PBC-Q chairman Greg Loayon said the Philippines has available plots of land that can be converted to economic zones to house food manufacturing plants or food processing facilities for Qatari investors.
“Qatar’s food requirements can be grown in the Philippines… and it is also tax-efficient and cost-effective for Qatar to do farming in the Philippines, and the output could be exported back to the Middle East,” Loayon told Gulf Times yesterday.
Citing the ongoing preparations for the ‘Qatar-Philippines Food Security Summit’ slated in September, Loayon said: “Qatar’s vision to be self-sufficient and to be able to provide for its populace from a food security perspective can be achieved by outsourcing its requirements from countries that have the natural resources to handle it.”
The summit will be hosted by Management Solutions Consultants (MSI) and is supported by the Philippine Economic Zone Authority (Peza) and PBC-Q, according to MSI managing director Adel Sa’Adeh, who is also Peza special adviser to the director general for the Middle East.
Sa’Adeh said Peza had already held two investment roadshows in Qatar but those were mostly focused on retirement villages and tourism-related projects in the Philippines.
“Considering the economic situation in the country and the state’s focus on food security, we plan to introduce solutions in the field of agro-industry, which we believe would help address Qatar’s food security requirements,” Sa’Adeh pointed out.

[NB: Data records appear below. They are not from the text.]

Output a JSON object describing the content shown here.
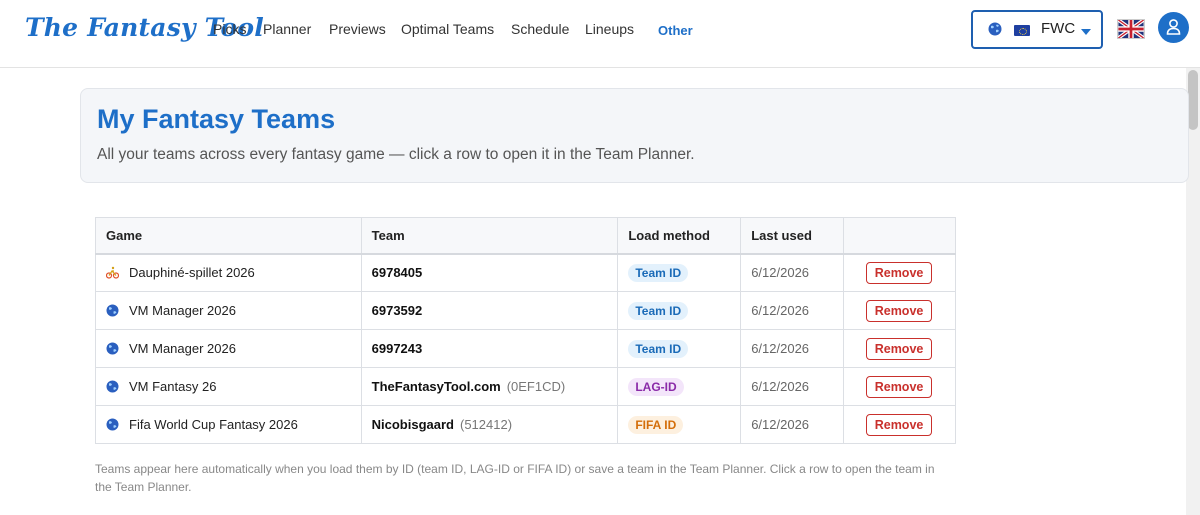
{
  "header": {
    "logo": "The Fantasy Tool",
    "nav": [
      "Picks",
      "Planner",
      "Previews",
      "Optimal Teams",
      "Schedule",
      "Lineups"
    ],
    "nav_other": "Other",
    "game_selector": "FWC",
    "icons": {
      "globe": "globe-icon",
      "eu_flag": "eu-flag-icon",
      "caret": "caret-down-icon",
      "uk_flag": "uk-flag-icon",
      "avatar": "user-icon"
    }
  },
  "hero": {
    "title": "My Fantasy Teams",
    "subtitle": "All your teams across every fantasy game — click a row to open it in the Team Planner."
  },
  "table": {
    "columns": [
      "Game",
      "Team",
      "Load method",
      "Last used",
      ""
    ],
    "rows": [
      {
        "game": "Dauphiné-spillet 2026",
        "icon": "cycling-icon",
        "team": "6978405",
        "team_sub": "",
        "method": "Team ID",
        "method_type": "team",
        "last_used": "6/12/2026",
        "action": "Remove"
      },
      {
        "game": "VM Manager 2026",
        "icon": "globe-icon",
        "team": "6973592",
        "team_sub": "",
        "method": "Team ID",
        "method_type": "team",
        "last_used": "6/12/2026",
        "action": "Remove"
      },
      {
        "game": "VM Manager 2026",
        "icon": "globe-icon",
        "team": "6997243",
        "team_sub": "",
        "method": "Team ID",
        "method_type": "team",
        "last_used": "6/12/2026",
        "action": "Remove"
      },
      {
        "game": "VM Fantasy 26",
        "icon": "globe-icon",
        "team": "TheFantasyTool.com",
        "team_sub": "(0EF1CD)",
        "method": "LAG-ID",
        "method_type": "lag",
        "last_used": "6/12/2026",
        "action": "Remove"
      },
      {
        "game": "Fifa World Cup Fantasy 2026",
        "icon": "globe-icon",
        "team": "Nicobisgaard",
        "team_sub": "(512412)",
        "method": "FIFA ID",
        "method_type": "fifa",
        "last_used": "6/12/2026",
        "action": "Remove"
      }
    ]
  },
  "footer": {
    "note": "Teams appear here automatically when you load them by ID (team ID, LAG-ID or FIFA ID) or save a team in the Team Planner. Click a row to open the team in the Team Planner."
  },
  "colors": {
    "brand": "#1e6fc8",
    "remove": "#c9302c",
    "badge_team_bg": "#e3f1fc",
    "badge_lag_bg": "#f3e5fa",
    "badge_fifa_bg": "#fdf0df"
  }
}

“Because the Philippines is rich in fertile land, we want to open the door to Qatari investors who want to utilise such land for agriculture-related industries where they could produce and export foods,” he further said.
Loayon said, “The Philippine Business Council-Qatar is supporting the summit because we believe it is a good move; and if we look at a food security strategy, it has to be sustainable and long-term. The Philippines is a rich country in terms of agriculture, so it is important that the Philippines views Qatar as a renewed market for its agricultural products.”
Sa’Adeh said plans are under way to invite Qatar-based academic experts in the field of agriculture, major food importers and suppliers, farmers and other players in the fruit and vegetable sector, as well as the authorities concerned in the agro-industry.
Joseph Timothy Rivera, Peza consultant and special adviser to the director-general for the Middle East & Northern Europe, said the summit would bring resource speakers from the Philippines, particularly from the Department of Agriculture, International Rice Research Institute and Southeast Asian Fisheries Development Centre.
Rivera said Peza can provide incentives to Qatari investors who want to establish food manufacturing facilities in the Philippines. “The Peza can also declare these outsource farming projects or food processing plants as special economic zones,” he said.